To bind projects, tasks, and processes to a pool, see Setting Pool Attributes and Binding to a Pool.

How to Delete a Project From the /etc/project File

This example shows how to use the projdel command to delete a project.

  1. Become superuser or assume an equivalent role.

    Roles contain authorizations and privileged commands. For more information about roles, see Using the Solaris Management Tools With RBAC (Task Map) in System Administration Guide: Basic Administration.

  2. Remove the project booksite by using the projdel command.
    # projdel booksite
  3. Display the /etc/project file.
    # projects -l
    system
            projid : 0
            comment: ""
            users  : (none)
            groups : (none)
            attribs: 
    user.root
            projid : 1
            comment: ""
            users  : (none)
            groups : (none)
            attribs: 
    noproject
            projid : 2
            comment: ""
            users  : (none)
            groups : (none)
            attribs: 
    default
            projid : 3
            comment: ""
            users  : (none)
            groups : (none)
            attribs: 
    group.staff
            projid : 10
            comment: ""
            users  : (none)
            groups : (none)
            attribs: 
  4. Log in as user mark and type projects to view the projects that are assigned to this user.
    # su - mark
    # projects
    default

How to Validate the Contents of the /etc/project File

If no editing options are given, the projmod command validates the contents of the project file.

To validate a NIS map, type the following:

# ypcat project | projmod -f —

To check the syntax of the /etc/project file, type the following:

# projmod -n

How to Obtain Project Membership Information

Use the id command with the -p flag to display the current project membership of the invoking process.

$ id -p
uid=100(mark) gid=1(other) projid=3(default)

How to Create a New Task

  1. Log in as a member of the destination project, booksite in this example.
  2. Create a new task in the booksite project by using the newtask command with the -v (verbose) option to obtain the system task ID.
    machine% newtask -v -p booksite
    16

    The execution of newtask creates a new task in the specified project, and places the user's default shell in this task.

  3. View the current project membership of the invoking process.
    machine% id -p
    uid=100(mark) gid=1(other) projid=4113(booksite)

    The process is now a member of the new project.

How to Move a Running Process Into a New Task

This example shows how to associate a running process with a different task and new project.

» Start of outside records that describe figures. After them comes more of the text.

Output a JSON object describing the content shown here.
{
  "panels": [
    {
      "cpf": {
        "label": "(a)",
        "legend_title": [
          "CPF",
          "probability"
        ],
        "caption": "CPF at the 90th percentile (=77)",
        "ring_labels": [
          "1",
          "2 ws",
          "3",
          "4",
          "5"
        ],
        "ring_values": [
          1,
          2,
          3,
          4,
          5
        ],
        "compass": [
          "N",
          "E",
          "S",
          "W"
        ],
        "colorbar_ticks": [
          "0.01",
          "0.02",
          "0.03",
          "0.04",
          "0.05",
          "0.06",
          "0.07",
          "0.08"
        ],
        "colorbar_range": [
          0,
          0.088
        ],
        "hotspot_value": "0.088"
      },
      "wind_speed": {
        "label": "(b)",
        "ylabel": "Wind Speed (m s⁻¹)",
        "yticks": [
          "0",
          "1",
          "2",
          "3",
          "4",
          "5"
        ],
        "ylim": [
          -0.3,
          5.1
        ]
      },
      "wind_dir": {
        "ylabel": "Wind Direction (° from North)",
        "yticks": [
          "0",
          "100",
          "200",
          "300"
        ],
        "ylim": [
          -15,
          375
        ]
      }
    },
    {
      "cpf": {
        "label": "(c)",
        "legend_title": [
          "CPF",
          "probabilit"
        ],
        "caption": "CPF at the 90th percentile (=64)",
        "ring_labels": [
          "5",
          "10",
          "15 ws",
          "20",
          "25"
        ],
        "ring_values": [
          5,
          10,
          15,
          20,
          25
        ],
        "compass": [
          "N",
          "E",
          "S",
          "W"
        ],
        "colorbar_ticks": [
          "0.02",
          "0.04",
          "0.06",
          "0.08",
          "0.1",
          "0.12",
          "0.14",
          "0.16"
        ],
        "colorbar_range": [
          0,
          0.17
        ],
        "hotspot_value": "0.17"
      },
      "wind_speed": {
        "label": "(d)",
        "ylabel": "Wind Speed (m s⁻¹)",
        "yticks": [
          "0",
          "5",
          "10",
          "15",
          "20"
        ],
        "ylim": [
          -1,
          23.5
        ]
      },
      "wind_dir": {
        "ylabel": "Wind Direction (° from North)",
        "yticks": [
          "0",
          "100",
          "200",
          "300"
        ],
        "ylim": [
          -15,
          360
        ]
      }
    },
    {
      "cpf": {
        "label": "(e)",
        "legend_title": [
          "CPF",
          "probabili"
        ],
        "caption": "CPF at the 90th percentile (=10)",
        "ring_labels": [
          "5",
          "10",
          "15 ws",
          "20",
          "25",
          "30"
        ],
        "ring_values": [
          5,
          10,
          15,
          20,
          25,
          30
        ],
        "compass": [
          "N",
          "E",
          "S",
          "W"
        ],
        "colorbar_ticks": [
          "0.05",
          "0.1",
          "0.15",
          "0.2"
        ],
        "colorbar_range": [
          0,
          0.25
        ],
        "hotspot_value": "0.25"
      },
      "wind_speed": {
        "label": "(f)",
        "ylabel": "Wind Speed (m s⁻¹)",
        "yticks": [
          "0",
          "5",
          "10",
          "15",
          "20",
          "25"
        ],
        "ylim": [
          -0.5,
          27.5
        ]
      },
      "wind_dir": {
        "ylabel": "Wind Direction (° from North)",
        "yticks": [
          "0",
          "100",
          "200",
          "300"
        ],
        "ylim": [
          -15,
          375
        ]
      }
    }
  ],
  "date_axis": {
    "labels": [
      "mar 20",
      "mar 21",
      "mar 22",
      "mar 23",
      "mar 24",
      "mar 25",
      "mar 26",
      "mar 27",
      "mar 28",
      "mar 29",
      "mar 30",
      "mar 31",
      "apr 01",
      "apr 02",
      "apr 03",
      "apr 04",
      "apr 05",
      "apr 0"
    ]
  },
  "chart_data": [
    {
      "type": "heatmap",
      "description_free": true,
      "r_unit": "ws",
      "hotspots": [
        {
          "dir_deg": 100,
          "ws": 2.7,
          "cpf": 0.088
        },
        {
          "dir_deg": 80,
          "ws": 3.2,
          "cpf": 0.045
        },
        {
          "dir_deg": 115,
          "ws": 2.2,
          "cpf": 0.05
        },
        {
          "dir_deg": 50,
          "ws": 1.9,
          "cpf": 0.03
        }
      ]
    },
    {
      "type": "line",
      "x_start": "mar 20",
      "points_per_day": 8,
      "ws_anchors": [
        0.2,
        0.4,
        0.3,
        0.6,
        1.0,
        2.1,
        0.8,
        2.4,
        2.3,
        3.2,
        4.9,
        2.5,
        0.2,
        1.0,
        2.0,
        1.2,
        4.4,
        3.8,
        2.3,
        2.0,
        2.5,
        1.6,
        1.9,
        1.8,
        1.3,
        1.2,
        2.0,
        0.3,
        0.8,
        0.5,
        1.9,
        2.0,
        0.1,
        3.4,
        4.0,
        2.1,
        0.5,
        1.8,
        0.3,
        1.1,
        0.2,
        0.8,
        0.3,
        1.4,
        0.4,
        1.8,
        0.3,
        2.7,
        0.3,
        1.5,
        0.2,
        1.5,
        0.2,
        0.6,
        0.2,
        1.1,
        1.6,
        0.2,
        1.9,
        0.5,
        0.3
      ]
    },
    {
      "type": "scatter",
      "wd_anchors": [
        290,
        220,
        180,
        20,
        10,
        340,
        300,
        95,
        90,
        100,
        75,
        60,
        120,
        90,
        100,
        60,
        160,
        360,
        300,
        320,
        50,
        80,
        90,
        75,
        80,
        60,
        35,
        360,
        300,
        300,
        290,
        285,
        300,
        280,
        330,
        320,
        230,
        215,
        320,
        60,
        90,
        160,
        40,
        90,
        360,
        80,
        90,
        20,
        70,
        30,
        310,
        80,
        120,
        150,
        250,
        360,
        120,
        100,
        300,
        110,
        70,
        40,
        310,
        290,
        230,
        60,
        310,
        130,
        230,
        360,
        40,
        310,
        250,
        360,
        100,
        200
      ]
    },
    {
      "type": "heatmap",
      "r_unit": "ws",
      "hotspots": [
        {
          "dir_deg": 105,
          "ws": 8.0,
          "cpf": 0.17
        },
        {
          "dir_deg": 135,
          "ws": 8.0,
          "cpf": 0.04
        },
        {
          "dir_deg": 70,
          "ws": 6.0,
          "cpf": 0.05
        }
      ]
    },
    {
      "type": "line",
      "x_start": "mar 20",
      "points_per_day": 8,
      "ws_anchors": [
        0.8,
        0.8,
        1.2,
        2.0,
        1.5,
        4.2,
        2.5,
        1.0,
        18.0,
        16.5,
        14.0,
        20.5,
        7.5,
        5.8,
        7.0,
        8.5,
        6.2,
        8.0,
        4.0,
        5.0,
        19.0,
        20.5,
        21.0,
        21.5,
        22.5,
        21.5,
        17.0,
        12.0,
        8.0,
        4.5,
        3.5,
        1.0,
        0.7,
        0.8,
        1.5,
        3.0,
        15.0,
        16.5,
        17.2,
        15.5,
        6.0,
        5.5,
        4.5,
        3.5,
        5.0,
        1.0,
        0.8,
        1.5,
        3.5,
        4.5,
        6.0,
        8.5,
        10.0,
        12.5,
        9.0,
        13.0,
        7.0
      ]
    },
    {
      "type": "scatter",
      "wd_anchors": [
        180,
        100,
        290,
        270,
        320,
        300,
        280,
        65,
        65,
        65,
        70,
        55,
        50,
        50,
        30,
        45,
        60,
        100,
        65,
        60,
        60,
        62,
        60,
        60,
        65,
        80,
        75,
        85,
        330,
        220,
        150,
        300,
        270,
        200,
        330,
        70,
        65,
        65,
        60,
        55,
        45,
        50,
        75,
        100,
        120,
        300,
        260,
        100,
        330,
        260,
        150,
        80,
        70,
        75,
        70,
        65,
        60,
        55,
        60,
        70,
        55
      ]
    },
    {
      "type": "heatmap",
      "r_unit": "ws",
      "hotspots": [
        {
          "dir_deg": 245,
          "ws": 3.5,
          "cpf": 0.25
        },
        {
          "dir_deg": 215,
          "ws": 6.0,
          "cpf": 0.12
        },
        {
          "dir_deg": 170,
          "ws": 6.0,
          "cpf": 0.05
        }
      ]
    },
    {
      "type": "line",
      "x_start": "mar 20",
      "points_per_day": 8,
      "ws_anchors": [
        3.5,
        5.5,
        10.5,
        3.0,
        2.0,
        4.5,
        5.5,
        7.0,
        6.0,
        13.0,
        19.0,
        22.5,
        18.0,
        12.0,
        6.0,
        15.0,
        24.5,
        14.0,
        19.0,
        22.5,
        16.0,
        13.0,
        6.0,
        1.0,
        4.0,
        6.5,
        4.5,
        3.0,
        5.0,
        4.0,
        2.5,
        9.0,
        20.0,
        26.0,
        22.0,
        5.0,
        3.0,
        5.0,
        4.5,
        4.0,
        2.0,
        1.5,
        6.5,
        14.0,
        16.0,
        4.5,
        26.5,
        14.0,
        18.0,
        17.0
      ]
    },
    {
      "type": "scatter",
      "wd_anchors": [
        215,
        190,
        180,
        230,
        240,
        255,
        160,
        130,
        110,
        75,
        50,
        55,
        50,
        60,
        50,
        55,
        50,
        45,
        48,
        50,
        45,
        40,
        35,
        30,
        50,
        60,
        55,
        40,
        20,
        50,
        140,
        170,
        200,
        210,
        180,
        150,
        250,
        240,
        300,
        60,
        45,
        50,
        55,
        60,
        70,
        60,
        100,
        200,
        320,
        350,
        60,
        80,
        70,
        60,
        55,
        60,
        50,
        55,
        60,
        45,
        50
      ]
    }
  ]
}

To perform this action, you must either be superuser, or be the owner of the process and be a member of the new project.

  1. Become superuser or assume an equivalent role.

    Roles contain authorizations and privileged commands. For more information about roles, see Using the Solaris Management Tools With RBAC (Task Map) in System Administration Guide: Basic Administration.


    Note - If you are the owner of the process or a member of the new project, you can skip this step.


  2. Obtain the process ID of the book_catalog process.
    # pgrep book_catalog
        8100
  3. Associate process 8100 with a new task ID in the booksite project.
    # newtask -v -p booksite -c 8100
        17

    The -c option specifies that newtask operate on the existing named process.

  4. Confirm the task to process ID mapping.